ECLI:NL:CRVB:2007:AZ6483
Centrale Raad van Beroep
- Hoger beroep
- Rechtspraak.nl
Beëindiging van ziekengeld en geschiktheid voor arbeid in het kader van de Ziektewet
In deze zaak gaat het om het hoger beroep van appellant tegen de uitspraak van de rechtbank Middelburg, waarin zijn beroep tegen een besluit van het Uwv ongegrond werd verklaard. Appellant, die zich per 19 mei 2002 ziek meldde met klachten van kortademigheid, kreeg in het kader van de Wet op de arbeidsongeschiktheidsverzekering (WAO) een uitkering geweigerd omdat hij geschikt werd geacht voor gangbare arbeid. Na een nieuwe ziekmelding op 16 februari 2004, werd appellant op 21 juni 2004 hersteld verklaard door een verzekeringsarts, wat leidde tot de beëindiging van zijn recht op ziekengeld ingevolge de Ziektewet (ZW).

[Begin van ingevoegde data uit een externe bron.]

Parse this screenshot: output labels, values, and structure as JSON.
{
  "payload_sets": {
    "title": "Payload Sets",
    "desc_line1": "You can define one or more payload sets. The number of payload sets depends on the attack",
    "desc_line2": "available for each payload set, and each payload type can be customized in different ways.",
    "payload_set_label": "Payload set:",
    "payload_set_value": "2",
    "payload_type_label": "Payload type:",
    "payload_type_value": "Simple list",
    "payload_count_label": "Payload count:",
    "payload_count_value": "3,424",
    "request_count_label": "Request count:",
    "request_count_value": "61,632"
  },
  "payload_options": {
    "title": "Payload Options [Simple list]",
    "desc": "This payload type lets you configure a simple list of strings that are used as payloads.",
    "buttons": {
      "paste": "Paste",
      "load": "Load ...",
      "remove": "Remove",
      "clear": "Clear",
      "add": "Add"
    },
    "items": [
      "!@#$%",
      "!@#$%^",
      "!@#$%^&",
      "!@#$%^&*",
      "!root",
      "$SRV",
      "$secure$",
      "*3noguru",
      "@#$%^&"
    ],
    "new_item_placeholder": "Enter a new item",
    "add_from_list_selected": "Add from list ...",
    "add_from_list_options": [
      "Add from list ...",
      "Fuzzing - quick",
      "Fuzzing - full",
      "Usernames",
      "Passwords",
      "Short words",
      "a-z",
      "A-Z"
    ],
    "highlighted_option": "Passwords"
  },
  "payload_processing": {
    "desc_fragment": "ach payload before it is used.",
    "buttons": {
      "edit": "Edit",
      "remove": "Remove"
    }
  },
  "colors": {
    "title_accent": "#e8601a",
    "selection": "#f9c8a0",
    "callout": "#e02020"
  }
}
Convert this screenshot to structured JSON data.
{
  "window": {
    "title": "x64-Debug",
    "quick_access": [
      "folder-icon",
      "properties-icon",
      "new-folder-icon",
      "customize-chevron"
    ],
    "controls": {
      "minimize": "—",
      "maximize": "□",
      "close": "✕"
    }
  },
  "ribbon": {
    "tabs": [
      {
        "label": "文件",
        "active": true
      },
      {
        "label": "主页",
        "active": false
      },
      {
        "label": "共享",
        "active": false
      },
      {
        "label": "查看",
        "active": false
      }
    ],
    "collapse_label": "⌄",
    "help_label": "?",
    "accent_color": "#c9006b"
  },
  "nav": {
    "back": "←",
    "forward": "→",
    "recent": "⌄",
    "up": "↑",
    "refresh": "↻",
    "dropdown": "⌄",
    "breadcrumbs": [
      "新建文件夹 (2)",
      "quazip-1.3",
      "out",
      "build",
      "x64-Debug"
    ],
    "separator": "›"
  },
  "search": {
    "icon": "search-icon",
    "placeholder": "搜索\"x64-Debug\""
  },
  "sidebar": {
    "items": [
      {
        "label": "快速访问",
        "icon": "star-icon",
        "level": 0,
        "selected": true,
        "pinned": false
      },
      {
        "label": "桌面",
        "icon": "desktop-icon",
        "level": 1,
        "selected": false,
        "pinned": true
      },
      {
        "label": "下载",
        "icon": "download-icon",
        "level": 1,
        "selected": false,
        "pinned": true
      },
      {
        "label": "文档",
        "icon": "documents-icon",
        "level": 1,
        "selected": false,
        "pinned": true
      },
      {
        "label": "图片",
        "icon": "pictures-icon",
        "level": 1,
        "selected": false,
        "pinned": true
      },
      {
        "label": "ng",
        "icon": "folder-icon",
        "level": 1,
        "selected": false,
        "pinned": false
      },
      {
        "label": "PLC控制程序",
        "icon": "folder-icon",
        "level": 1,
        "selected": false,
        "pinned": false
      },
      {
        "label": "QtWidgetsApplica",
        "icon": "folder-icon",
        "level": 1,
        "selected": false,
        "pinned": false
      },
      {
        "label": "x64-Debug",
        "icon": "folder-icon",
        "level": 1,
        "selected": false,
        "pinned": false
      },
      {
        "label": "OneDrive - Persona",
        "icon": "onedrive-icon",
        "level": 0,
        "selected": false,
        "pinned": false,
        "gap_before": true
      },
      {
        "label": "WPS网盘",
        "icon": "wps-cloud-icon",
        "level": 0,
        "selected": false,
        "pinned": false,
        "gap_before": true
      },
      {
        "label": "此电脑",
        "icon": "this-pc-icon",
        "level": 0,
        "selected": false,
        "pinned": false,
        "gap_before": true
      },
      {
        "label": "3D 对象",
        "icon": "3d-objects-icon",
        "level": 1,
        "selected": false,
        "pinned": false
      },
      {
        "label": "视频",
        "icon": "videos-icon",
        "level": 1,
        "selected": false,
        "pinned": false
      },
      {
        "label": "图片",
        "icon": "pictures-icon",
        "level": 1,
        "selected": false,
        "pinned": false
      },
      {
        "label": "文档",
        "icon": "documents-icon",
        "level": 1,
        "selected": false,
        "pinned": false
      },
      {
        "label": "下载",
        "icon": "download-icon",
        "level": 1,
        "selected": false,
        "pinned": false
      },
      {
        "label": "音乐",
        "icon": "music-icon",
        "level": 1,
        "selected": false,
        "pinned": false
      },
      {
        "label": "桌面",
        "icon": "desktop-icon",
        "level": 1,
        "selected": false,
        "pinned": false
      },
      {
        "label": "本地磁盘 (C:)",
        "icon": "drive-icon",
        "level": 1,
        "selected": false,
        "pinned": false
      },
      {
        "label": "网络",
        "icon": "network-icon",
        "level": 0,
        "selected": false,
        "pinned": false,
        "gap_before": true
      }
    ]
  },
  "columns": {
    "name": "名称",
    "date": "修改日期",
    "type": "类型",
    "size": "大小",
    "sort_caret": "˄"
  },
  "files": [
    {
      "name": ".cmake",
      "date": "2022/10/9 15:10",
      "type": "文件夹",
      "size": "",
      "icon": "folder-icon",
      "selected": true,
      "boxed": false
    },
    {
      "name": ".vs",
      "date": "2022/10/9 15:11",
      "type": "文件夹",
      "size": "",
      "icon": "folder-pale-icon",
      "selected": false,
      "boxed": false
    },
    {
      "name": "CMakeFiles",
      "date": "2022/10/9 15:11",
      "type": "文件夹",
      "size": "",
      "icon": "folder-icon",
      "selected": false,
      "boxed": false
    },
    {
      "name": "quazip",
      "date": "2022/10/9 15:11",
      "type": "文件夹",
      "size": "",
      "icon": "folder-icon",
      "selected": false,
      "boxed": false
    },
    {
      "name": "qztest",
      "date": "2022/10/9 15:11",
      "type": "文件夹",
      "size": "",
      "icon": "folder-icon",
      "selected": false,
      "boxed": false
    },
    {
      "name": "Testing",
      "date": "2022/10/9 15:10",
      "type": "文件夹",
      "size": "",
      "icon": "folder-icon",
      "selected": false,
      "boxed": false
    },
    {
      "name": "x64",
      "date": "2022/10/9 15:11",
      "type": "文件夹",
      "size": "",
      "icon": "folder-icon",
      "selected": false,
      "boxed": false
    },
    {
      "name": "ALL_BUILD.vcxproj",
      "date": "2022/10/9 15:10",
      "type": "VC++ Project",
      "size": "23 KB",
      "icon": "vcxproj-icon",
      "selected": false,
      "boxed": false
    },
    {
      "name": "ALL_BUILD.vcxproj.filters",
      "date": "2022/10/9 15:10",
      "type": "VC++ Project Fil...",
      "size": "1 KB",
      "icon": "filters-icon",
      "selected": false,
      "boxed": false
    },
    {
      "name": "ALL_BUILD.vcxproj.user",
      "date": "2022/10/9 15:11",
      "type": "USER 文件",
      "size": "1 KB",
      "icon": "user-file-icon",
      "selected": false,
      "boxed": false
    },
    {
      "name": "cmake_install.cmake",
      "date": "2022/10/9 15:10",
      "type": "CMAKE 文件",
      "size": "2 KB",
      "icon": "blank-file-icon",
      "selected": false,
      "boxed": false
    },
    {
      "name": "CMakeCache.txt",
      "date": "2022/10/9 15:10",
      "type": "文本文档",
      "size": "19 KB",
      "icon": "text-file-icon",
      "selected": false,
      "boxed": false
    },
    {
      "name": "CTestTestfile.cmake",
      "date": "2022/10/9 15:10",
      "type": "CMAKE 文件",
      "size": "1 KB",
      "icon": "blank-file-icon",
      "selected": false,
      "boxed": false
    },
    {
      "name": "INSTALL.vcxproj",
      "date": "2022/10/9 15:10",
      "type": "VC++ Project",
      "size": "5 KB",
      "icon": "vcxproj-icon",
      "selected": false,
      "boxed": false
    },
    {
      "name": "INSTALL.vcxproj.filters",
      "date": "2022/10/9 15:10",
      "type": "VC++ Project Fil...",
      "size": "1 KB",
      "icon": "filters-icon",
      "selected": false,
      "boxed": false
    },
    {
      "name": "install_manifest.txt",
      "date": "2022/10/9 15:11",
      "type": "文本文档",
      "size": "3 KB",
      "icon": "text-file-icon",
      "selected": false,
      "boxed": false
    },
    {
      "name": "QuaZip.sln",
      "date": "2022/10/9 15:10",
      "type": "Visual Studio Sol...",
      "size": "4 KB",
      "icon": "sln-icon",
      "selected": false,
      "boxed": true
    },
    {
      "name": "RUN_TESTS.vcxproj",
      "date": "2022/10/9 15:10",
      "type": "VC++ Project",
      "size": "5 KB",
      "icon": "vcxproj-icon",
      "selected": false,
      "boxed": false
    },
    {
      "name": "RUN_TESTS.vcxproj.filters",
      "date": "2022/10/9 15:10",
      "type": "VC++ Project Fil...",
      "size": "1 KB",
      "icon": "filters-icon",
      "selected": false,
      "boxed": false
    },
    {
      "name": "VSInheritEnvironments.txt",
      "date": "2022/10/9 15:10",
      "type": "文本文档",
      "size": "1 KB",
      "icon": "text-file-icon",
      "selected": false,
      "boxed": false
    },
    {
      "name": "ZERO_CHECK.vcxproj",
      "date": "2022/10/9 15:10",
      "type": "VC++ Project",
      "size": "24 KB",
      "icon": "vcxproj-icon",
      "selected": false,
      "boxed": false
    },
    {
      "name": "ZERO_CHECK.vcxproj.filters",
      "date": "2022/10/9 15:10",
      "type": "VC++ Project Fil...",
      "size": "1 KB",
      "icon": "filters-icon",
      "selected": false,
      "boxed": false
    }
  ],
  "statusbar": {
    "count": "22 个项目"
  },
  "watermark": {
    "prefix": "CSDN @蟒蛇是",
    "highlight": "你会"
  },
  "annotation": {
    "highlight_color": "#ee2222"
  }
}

Appellant maakte bezwaar tegen dit besluit, maar het Uwv verklaarde het bezwaar ongegrond. De rechtbank bevestigde deze beslissing. In hoger beroep stelde appellant dat hij door zijn erfelijke cardiale aandoening niet in staat was om loonvormende arbeid te verrichten en dat de informatie van zijn huisarts onvoldoende was om te concluderen dat hij duurzaam benutbare mogelijkheden had. Hij voerde ook aan dat er mogelijk sprake was van corfobie, wat een psychiatrische expertise zou vereisen.
De Centrale Raad van Beroep overwoog dat volgens de Ziektewet een verzekerde recht heeft op ziekengeld bij ongeschiktheid tot het verrichten van arbeid, maar dat deze ongeschiktheid moet worden vastgesteld op basis van objectieve medische gegevens. De Raad concludeerde dat appellant geschikt was voor tenminste één van de functies die in het kader van de WAO waren geselecteerd, en dat het hoger beroep derhalve niet slaagde. De Raad bevestigde de uitspraak van de rechtbank en oordeelde dat er geen aanleiding was om de proceskosten te vergoeden.